Property Council of Australia Queensland Division Executive Director Jess Caire said research showed the excessive taxes, fees and charges that make up one third of the price of a new home in Queensland was yielding significant revenue for the government.

“Our research shows that over the past three years the government has received an additional $3.5 billion more than they budgeted in transfer duty and land tax alone, representing a 29 per cent increase in receipts over the forecast,” she said.

“To put this figure into perspective, the seven new Satellite Hospitals in Tugun, Redlands, Eight Mile Plains, Bribie Island, Caboolture, Kallangur and Ripley currently being delivered by the government are budgeted to cost $377 million.

“At a time when Queenslanders are struggling to make ends meet and put a roof over their families head, the government is cashing in a massive windfall. It’s very clear that these taxes are in surplus and can be reduced to help bring an end to the housing crisis and restore affordability.”

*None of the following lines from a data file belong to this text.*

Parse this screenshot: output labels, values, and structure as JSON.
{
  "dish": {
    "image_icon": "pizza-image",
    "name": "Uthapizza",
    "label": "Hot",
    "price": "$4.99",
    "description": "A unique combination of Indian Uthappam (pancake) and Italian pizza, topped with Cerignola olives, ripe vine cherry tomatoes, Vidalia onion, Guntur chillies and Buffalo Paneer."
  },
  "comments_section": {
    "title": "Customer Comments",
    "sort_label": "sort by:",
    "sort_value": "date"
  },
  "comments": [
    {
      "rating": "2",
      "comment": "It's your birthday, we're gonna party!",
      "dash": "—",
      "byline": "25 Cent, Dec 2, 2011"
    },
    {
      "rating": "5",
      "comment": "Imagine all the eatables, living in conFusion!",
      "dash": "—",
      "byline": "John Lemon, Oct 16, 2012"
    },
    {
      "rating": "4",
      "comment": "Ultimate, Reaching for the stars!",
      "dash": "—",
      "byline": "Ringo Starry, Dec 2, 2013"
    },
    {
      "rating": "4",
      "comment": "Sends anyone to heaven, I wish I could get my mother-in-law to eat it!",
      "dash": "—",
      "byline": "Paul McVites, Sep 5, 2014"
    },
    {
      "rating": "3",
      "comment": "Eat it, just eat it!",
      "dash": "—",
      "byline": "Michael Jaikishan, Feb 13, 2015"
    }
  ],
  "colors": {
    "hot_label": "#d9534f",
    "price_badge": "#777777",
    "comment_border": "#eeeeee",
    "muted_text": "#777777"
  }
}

Ms Caire said while taxes were critical to providing the projects and services Queensland needs, it was important to balance the need for more revenue with the need for more housing.

“It has never been harder or more expensive to deliver new homes in Queensland, which we are seeing in the record low number of homes being delivered across the state,” she said.

“Recently we released research that showed the Brisbane apartment pipeline was set to dry up with no new projects expected after next year. While taxes are important to fund the services needed across Queensland, no property being delivered means no money is being raised to fund these services.

“There needs to be a sensible balance that attracts investment in new homes and apartments, while funding the services needed across the state, and we are calling on the government to work with us to strike that balance.”

Ms Caire said the Property Council was also calling on the government to reinvest the money raised through property to deliver the infrastructure needed to support the growth.

“As Queensland grows there will undoubtedly be property related tax income raised from that growth. It’s important Queenslanders have visibility on how much is being raised and how it is being reinvested to support that growth.

“We are calling on the government to quarantine its extraordinary stamp duty and land tax windfalls into a transparent Queensland growth fund committed to delivering the projects, and attracting the investment, our growing state needs.”